The joy of teaching, Lake Country Calendar, Tue Sep 29 2009. (Jim Taylor)
Next Monday, October 5, will be World Teachers' Day.
The United Nations launched the first World Teachers' Day October 5, 1994. It has been largely ignored on the same date every year since then.
And that's tragic. Because if our worldwide civilizations are ever going to drag themselves out of the slough of ignorance, prejudice, bigotry, and general incompetence they're mired in, it will only be through education.
The most stupid thing the Campbell government in B.C. has done, in my opinion, was to pinch pennies on education funding. A school, remarked author Lon Watters, "is a building that has four walls, with tomorrow inside."
Or as business consultant Andy McIntyre put it, "If you think education is expensive, try ignorance!"
(Confession: I filched several of these quotations from Education International, a federation representing 30 million teachers in 172 countries and territories.)
In the explosion of knowledge that has come in the last century, we are increasingly dependent on teachers. Few parents can adequately prepare their children for the modern world. The best that we parents, and grandparents, can do is to foster an attitude towards this mushroom cloud of information. But teaching how to make sense of that cloud, how to sift relevant information from irrelevant, requires professional skills.
Author John Holt - ironically, a proponent of home schooling - commented, "Since we can't know what knowledge will be most needed in the future, it is senseless to try to teach it in advance. Instead, we should try to turn out people who love learning so much that they will be able to learn whatever needs to be learned."
Good teachers instill that love of learning. Bad teachers destroy it. I'm astonished how many people tell me they can't sing, because their Grade One teacher told them to stand at the back and just move their mouths.
They also learn not to raise their hands, not to volunteer, for fear of ridicule - either from the teacher directly, or indirectly from classmates.
Sir Edward Bulwer-Lytton has been often ridiculed for opening a novel with the cliché, "It was a dark and stormy night..." But he suggests wisely, "The best teacher is the one who inspires a listener with the wish to teach himself."
Bad teachers tend to value order and discipline, believing themselves to be in control. Mark Twain famously described a classroom as "trying to hold 35 corks under water at the same time."
Good teachers, on the other hand, revel in the chaos that often accompanies spontaneous discovery.
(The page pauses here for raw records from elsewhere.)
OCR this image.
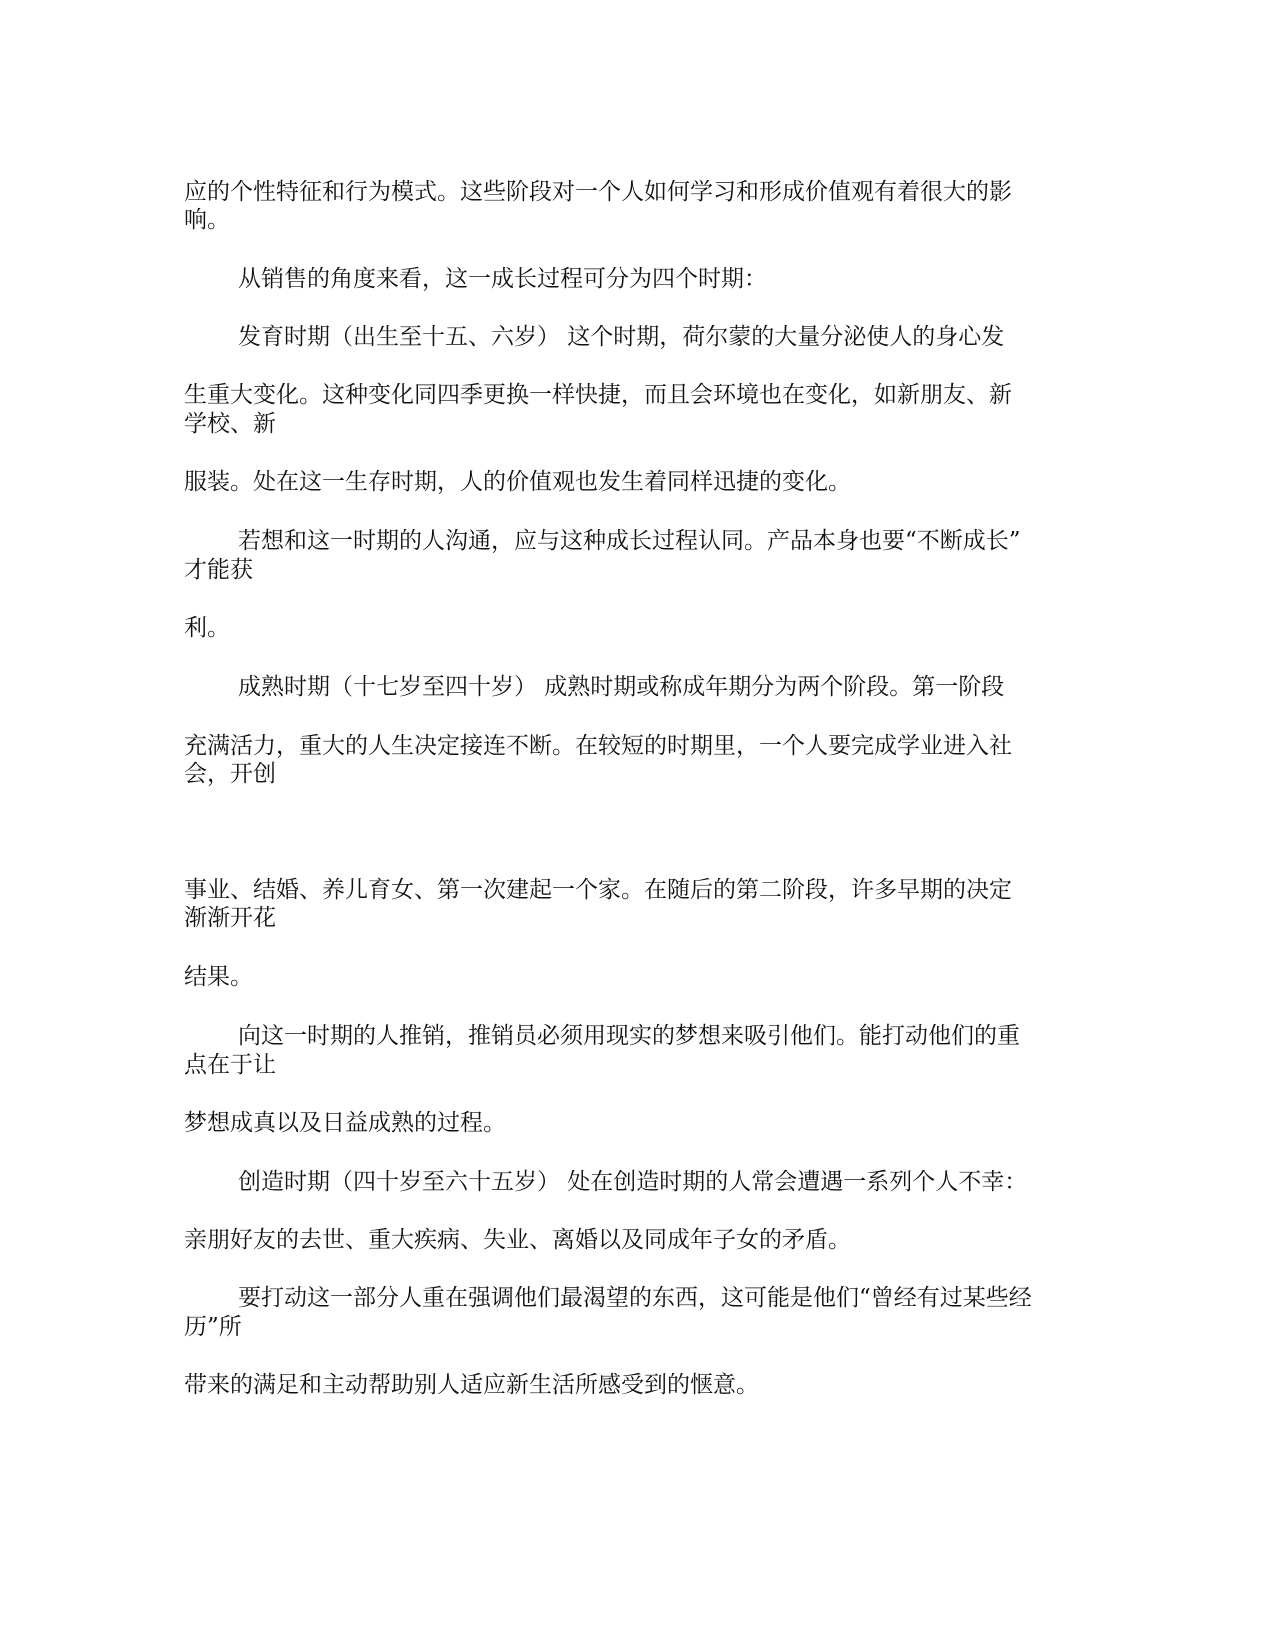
应的个性特征和行为模式。这些阶段对一个人如何学习和形成价值观有着很大的影
响。
从销售的角度来看，这一成长过程可分为四个时期：
发育时期（出生至十五、六岁） 这个时期，荷尔蒙的大量分泌使人的身心发
生重大变化。这种变化同四季更换一样快捷，而且会环境也在变化，如新朋友、新
学校、新
服装。处在这一生存时期，人的价值观也发生着同样迅捷的变化。
若想和这一时期的人沟通，应与这种成长过程认同。产品本身也要“不断成长”
才能获
利。
成熟时期（十七岁至四十岁） 成熟时期或称成年期分为两个阶段。第一阶段
充满活力，重大的人生决定接连不断。在较短的时期里，一个人要完成学业进入社
会，开创
事业、结婚、养儿育女、第一次建起一个家。在随后的第二阶段，许多早期的决定
渐渐开花
结果。
向这一时期的人推销，推销员必须用现实的梦想来吸引他们。能打动他们的重
点在于让
梦想成真以及日益成熟的过程。
创造时期（四十岁至六十五岁） 处在创造时期的人常会遭遇一系列个人不幸：
亲朋好友的去世、重大疾病、失业、离婚以及同成年子女的矛盾。
要打动这一部分人重在强调他们最渴望的东西，这可能是他们“曾经有过某些经
历”所
带来的满足和主动帮助别人适应新生活所感受到的惬意。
I know I'm coming close to treading on a landmine here, but our current pre- occupation with healthcare strikes me as a lesser concern. As American educator Ernest Leroy Boyer noted, "A poor surgeon hurts one person at a time. A poor teacher hurts thirty."
One final quotation, this one from Alvin Toffler, author of Future Shock, The Third Wave, and Powershift: "The illiterate of the 21st century will not be those who cannot read and write, but those who cannot learn, unlearn, and relearn."